10. Open decisions (owner's call)
- API key billing tier — included in existing seats, or a separate API plan? (Affects pricing architecture before Phase 1A ships.)
- MCP server distribution — hosted only (SaaS), self-hosted (open source npm package), or both? Firecrawl does both.
- Webhook delivery — in-process (fire-and-forget, same durability gap as current AI calls) vs durable (through the Phase 1 job queue).

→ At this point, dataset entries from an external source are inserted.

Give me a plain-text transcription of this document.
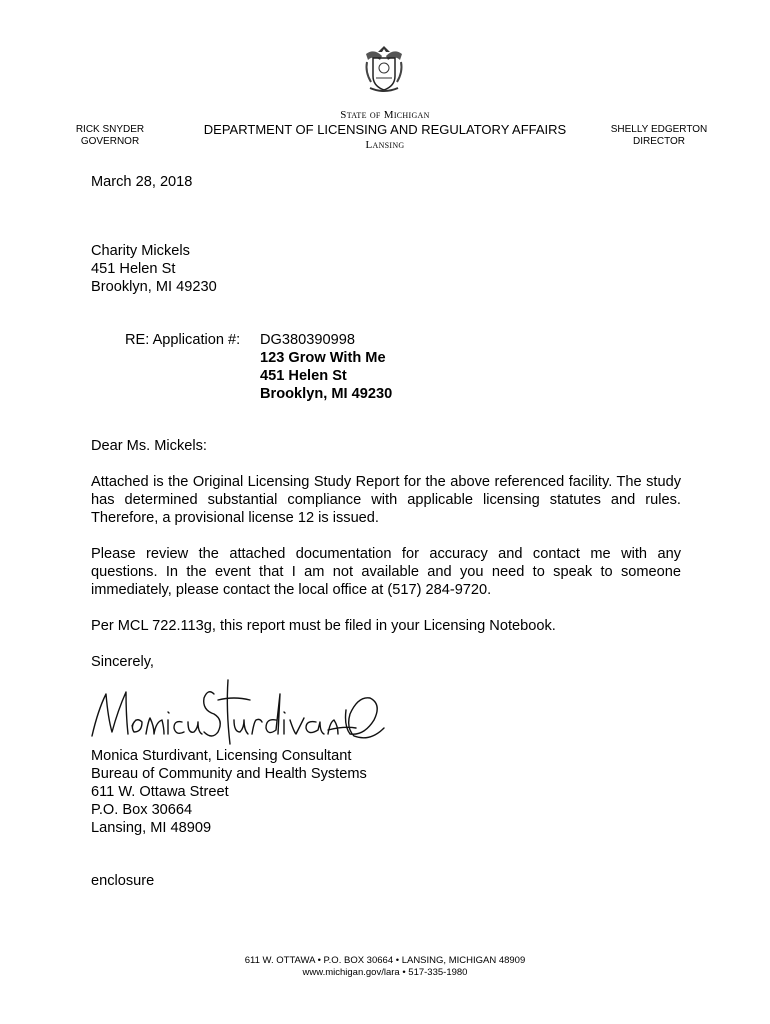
RICK SNYDER
GOVERNOR
State of Michigan
DEPARTMENT OF LICENSING AND REGULATORY AFFAIRS
Lansing
SHELLY EDGERTON
DIRECTOR
March 28, 2018
Charity Mickels
451 Helen St
Brooklyn, MI 49230
RE: Application #: DG380390998
123 Grow With Me
451 Helen St
Brooklyn, MI 49230
Dear Ms. Mickels:
Attached is the Original Licensing Study Report for the above referenced facility. The study has determined substantial compliance with applicable licensing statutes and rules. Therefore, a provisional license 12 is issued.
Please review the attached documentation for accuracy and contact me with any questions. In the event that I am not available and you need to speak to someone immediately, please contact the local office at (517) 284-9720.
Per MCL 722.113g, this report must be filed in your Licensing Notebook.
Sincerely,
Monica Sturdivant, Licensing Consultant
Bureau of Community and Health Systems
611 W. Ottawa Street
P.O. Box 30664
Lansing, MI 48909
enclosure
611 W. OTTAWA • P.O. BOX 30664 • LANSING, MICHIGAN 48909
www.michigan.gov/lara • 517-335-1980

Should wait for Phase 1 queue.
- Runner isolation — Docker-in-Docker on a shared VM vs dedicated per-run Firecracker/Fly Machines. DinD is simpler; Firecracker is more secure for untrusted targets.
- Agent runner pricing — per-run flat fee vs per-minute vs per-bug-found? Per-bug-found is most aligned but hard to meter.